I don't make a lot of effort because the chance of winning enough to matter and then having somebody else try to claim it's their ticket is awfully close to zero, but some things require almost zero effort. I also play the same numbers for long periods of time. I don't keep all of the old tickets, but I've got a few old tickets (from multiple states) tucked away, including the first (or at least early) time I use a combination. I don't bother with receipts for ticket purchases, but there are plenty of credit card transactions showing that I've bought gas immediately before tickets with my numbers were purchased. There are also email servers for a rather large company that have proof that I knew when and where some of those tickets would be bought, as well as how the buyer would be dressed, a day or two before the purchase was made. FWIW, here in NY you can claim prizes without a ticket, as long as you can provide convincing proof that you own the missing ticket.
I happened to recently be in a state where I could remain anonymous and bought tickets for both PB and MM. I'm sure enough that I can easily establish ownership that I kept my head down in hopes that I wouldn't be easily recognized on the video if it were to be released to the public.

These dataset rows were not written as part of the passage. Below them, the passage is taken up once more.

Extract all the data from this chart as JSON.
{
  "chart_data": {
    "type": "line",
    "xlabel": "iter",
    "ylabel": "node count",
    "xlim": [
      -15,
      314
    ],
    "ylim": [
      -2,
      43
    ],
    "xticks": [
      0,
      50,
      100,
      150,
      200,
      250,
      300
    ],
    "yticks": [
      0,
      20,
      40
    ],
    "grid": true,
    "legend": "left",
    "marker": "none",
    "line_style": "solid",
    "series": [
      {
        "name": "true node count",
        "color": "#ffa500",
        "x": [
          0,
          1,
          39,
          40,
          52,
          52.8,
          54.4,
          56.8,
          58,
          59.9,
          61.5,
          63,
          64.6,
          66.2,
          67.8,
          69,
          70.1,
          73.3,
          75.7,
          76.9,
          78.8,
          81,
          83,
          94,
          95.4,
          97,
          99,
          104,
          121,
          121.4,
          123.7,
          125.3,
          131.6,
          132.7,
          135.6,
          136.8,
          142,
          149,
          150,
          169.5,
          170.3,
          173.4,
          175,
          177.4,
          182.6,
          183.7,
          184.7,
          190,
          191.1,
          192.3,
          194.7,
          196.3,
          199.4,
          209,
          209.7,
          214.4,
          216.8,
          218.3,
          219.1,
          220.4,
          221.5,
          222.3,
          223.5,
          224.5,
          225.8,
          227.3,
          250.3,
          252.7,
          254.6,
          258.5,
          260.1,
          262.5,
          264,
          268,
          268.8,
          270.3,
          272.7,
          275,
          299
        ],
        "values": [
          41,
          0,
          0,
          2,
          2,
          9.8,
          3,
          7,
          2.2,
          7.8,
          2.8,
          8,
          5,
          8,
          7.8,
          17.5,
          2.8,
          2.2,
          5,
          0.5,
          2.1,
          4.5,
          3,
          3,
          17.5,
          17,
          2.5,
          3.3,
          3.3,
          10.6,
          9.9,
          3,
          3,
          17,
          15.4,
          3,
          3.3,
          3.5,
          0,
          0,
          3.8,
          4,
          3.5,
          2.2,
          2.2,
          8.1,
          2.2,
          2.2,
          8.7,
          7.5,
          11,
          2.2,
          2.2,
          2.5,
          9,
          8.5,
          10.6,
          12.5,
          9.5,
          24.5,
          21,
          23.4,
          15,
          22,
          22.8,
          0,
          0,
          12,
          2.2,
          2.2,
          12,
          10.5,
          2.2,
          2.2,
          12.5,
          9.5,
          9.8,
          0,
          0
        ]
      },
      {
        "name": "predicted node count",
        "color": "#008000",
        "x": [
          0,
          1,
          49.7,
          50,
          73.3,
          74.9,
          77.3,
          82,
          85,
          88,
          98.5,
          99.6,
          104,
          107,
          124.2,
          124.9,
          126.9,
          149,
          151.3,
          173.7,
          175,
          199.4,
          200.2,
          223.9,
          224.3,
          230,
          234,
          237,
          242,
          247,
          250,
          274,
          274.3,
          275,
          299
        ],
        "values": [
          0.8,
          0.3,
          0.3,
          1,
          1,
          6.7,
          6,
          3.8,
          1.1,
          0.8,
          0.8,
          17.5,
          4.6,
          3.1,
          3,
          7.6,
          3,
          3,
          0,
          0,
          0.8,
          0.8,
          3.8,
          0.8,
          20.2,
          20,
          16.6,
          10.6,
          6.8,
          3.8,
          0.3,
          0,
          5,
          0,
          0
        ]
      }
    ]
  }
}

"If they determined that I erased my name in favor of a trust, the name erased would match the name of the owner of the trust"
I'd have thought that the rules about altered tickets is about alterations that attempt to portray a losing ticket as a winner and that any changes to the signature would only cause problems about ownership, but one of the other articles about Jane Doe's ticket reports that the NH lottery "told her she can't white-out her name from the back of the ticket, as any alteration (my emphasis) would invalidate it."
I'm sure (and it sounds like you are, too) that inability to establish legitimate ownership is extremely unlikely even without a signature. The chance that erasing a signature would turn a winning ticket into a worthless souvenir, OTOH, seems significant.